Surveying the X-ray Sky
Many astronomical sources emit significant amounts of X-rays: matter swirling around black holes or neutron stars, hot plasma in galaxy clusters or near newborn stars, flares from white dwarfs, and more. These sources are rare, so the best way to spot them is to look at large areas of the sky, such as those provided by images in the Chandra archives. Those images were often taken for entirely different scientific reasons, but since they span a larger region of the sky, they also serendipitously contain a number of other X-ray sources of many types.
Chandra is particularly good for that kind of work, since it is both sensitive to relatively faint X-ray sources and sufficiently high resolution to distinguish details in what it sees. The ChaMP and ChaMPlane surveys work by pointing Chandra at particular places in the sky chosen to be empty of certain bright X-ray sources and seeing what can be identified. As the “multiwavelength” part of both names indicates, any sources found are observed with telescopes that use other parts of the spectrum.
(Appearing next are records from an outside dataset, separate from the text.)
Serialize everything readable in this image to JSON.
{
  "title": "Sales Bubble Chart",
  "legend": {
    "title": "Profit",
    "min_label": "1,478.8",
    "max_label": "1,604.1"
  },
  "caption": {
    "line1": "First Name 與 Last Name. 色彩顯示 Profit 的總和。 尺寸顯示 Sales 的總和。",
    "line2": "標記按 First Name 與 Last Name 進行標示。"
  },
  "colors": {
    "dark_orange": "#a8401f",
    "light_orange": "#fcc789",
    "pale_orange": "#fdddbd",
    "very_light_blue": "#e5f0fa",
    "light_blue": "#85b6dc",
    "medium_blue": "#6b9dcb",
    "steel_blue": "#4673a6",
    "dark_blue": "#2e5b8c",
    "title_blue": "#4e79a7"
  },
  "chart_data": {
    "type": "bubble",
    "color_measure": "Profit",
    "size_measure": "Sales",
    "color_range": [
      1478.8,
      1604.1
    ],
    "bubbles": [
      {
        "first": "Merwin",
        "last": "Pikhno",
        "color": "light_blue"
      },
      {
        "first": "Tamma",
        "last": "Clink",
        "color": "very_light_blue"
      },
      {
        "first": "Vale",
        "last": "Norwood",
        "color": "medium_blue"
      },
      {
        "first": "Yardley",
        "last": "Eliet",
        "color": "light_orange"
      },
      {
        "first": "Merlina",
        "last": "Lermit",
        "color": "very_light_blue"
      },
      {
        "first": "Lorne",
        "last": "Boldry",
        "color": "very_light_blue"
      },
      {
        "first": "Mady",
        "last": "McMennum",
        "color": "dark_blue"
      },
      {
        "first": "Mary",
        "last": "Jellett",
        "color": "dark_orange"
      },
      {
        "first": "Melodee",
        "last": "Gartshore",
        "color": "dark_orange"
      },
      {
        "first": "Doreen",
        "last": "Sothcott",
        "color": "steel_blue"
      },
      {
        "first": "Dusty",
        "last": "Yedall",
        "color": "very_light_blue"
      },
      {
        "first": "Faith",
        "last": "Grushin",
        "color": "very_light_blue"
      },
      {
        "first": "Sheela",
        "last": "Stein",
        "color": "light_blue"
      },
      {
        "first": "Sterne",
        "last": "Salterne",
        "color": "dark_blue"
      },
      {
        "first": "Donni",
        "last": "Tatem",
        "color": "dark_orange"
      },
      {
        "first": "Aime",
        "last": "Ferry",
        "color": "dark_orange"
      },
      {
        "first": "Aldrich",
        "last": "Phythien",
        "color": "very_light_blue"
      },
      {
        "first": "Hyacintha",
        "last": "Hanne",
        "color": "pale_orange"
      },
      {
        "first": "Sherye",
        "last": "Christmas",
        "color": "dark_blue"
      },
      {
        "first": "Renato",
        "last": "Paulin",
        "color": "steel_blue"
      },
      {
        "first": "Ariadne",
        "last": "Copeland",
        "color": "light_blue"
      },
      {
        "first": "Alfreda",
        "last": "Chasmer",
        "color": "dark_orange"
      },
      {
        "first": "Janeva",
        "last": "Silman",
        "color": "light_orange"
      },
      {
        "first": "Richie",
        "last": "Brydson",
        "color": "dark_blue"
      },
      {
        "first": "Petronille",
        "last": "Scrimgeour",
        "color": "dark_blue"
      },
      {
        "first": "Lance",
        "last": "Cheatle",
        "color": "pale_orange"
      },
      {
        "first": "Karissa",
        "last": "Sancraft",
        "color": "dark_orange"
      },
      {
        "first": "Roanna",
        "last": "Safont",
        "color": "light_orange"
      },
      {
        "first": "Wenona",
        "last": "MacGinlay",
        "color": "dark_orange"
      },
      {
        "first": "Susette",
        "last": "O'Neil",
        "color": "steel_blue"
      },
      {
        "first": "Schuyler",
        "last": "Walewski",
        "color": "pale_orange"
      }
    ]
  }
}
The difference in the surveys is in what they survey. ChaMP is designed to look for deep-space objects: quasars; clusters of galaxies; black holes eating stars in other galaxies; and other extragalactic sources. ChaMPlane works in a similar way, but hunting for sources within the plane of the Milky Way: binary systems consisting of stars in orbit around neutron stars or black holes; cataclysmic variable stars; bright protostellar objects; and other galactic bodies.
The ChaMP and ChaMPlane surveys are managed from the CfA, with collaborators at other institutions including the National Optical Astronomical Observatory (NOAO), NASA, and an international consortium of universities.